No obstando todo lo ya dicho, Hillman ampara la necesidad de registro, de aprender de lo pasado, y nos recuerda que no es necesario abolir la nominalización psiquiátrica de la patología, sino el estado de literalidad en que ésta cayó, es decir, no olvidar que los manuales de psiquiatría cuentan una versión del mito del padecer, una forma actual de abordar algo que siempre ha existido, mas no un a priori que tenga una conexión inequívoca con aquello que pretende designar.

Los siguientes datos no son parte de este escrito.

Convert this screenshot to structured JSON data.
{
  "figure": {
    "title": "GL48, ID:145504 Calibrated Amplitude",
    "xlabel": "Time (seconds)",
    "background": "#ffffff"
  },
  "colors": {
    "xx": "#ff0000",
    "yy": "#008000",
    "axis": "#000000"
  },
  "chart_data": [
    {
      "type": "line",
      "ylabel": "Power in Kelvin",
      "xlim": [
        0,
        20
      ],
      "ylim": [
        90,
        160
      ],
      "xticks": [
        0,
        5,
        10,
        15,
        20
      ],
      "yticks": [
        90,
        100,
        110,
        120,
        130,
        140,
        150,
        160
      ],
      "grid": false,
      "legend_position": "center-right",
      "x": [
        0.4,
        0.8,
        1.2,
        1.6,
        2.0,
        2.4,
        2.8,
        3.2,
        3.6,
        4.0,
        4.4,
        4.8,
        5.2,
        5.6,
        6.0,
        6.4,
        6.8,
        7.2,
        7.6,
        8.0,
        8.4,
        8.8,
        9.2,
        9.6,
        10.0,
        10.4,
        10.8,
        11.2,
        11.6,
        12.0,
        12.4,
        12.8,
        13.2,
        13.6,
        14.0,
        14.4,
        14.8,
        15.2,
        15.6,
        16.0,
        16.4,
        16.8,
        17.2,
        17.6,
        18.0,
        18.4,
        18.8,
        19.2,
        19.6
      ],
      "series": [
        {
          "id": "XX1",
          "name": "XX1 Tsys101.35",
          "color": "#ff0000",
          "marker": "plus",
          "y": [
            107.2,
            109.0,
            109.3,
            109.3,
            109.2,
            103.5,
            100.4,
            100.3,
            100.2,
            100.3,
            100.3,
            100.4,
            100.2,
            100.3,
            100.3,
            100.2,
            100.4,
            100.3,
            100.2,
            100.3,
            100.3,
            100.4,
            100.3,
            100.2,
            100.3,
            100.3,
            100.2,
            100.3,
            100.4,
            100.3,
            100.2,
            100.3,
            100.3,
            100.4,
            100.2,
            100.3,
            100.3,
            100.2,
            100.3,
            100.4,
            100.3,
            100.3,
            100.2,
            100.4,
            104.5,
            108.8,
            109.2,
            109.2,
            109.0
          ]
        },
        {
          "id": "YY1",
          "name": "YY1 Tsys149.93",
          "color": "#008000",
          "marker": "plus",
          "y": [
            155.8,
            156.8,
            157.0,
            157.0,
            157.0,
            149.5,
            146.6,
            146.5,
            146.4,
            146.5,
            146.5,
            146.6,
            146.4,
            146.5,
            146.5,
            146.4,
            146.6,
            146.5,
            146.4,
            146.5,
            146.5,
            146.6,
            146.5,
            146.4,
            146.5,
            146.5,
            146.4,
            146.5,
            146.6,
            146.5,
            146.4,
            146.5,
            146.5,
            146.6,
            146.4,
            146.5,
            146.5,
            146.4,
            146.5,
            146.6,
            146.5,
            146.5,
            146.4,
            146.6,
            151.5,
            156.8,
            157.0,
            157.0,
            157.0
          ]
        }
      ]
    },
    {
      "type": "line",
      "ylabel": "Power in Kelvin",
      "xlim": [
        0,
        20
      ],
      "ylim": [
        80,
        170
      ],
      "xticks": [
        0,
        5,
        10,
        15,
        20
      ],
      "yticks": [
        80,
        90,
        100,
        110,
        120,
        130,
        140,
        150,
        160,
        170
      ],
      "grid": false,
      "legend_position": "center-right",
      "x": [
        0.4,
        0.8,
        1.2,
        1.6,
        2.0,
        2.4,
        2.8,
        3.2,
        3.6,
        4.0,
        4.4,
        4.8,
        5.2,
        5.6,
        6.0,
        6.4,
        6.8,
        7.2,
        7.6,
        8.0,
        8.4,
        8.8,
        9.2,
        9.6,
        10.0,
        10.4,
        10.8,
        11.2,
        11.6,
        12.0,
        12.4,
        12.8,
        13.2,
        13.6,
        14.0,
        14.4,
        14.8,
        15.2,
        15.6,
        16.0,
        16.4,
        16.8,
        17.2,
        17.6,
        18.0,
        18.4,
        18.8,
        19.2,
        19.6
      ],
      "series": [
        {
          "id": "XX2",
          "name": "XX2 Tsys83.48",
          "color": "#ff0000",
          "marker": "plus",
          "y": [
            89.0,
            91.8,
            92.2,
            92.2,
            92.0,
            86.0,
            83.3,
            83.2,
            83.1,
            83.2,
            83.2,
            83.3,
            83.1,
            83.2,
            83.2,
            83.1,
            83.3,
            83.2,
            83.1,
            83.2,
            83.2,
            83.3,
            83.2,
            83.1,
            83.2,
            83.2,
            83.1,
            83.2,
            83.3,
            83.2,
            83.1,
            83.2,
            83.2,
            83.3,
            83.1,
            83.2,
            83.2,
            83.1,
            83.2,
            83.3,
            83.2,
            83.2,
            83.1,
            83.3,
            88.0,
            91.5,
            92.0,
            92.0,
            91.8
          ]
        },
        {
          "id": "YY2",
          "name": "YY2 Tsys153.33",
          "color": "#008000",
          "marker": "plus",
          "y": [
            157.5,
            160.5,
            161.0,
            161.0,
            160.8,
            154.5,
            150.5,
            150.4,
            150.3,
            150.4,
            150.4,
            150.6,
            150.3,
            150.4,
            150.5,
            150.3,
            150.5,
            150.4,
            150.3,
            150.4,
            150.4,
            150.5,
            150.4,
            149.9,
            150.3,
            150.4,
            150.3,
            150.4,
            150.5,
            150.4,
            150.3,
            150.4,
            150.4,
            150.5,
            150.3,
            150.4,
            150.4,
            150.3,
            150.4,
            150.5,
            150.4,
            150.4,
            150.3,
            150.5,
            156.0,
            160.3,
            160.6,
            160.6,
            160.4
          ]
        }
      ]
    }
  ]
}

Me gustaría concluir esta revisión del concepto de psicopatología entendida como un mito cambiante, aportando al tema una conclusión teórica que parte de mi indagación personal, de algunas conclusiones que han derivado de la inmersión investigativa en mi trabajo de grado. Estudiando las dinámicas a que obedecen los símbolos de la muerte en la poética, he notado que existe un notable componente de ausencia en el Ser, una grave atracción hacia ciertas formas del mundo que proviene de una falencia con  su propia fuerza de atracción, algo relacionado con lo que los existencialistas llaman Angustia, lo que el materialismo crítico llama Alienación, lo que el psicoanálisis lacaniano nombra La Falta (el placer fantasmático, lo hueco en el Falo), podría equiparase en los junguianos a esta ominosa literalidad. Bien sabemos –y cabe resaltar- que Carl Gustav Jung no creía en el ser en falta (el cual era para él producto de lo que llamaba neurosis Kierkegaardiana), para Jung el hombre se hallaba en plenitud espiritual, y sólo debía tramitar esta plenitud en el Sí-mismo, con el fin de llegar a experimentarla; no obstante esta aparente diferencia no parece residir más que en la conceptualización; recordamos a Platón en el Banquete cuando nos dice que Eros no es un dios pues, de serlo, estaría pleno de amor y belleza, y de estar pleno de tales atributos no los buscaría el enamorado en su acto de amor; sólo se busca aquello que NO se posee, así que si el Ser tiene por camino natural la búsqueda de la individuación, ésta se busca precisamente porque in illo tempore aún no se consigue, así que la falta se nos hace inevitable, independientemente de que acudamos a una u otra noción teórica; aunque pensemos lo que dice Jung (que no nos falta nada, sino que todo está allí esperando por integrarse), la falta sería esta integración de opósitos como posibilidad aun no agotada;  Hillman parece recordárnoslo al decir:  el arquetipo es una aflicción; nos hace sufrir., ya que si pensamos en el trasfondo de dicha afirmación llegamos a que la vida simbólica tiene un alto componente  de blancura, a que el arquetipo, por más nexo a lo primitivo que pueda representar lo simbólico, sigue siendo una forma hueca, una representación de algo que no está, y que es preciso buscar en el mundo con fines de asimilación.

Elaborar el cuento que es cada ser humano implica llenar con metáfora ese nódulo en falta; cuando el analista pide al consultante que narre su asunto, que haga imagen lo que hasta ahora fue sensación, le está pidiendo que integre lo irredimible, y sólo mezclando estas fuerzas contrarias se logra la mismidad, la aparente sensación de plenitud que suele ser llamada trascendencia por las religiones, pero que yo me limito a llamar cesación momentánea del dolor.  

Bibliografía
Varios autores (1990). Recuperar el niño interior. Jeremiah Abrams (Compilador). Ed. Kairós. Barcelona.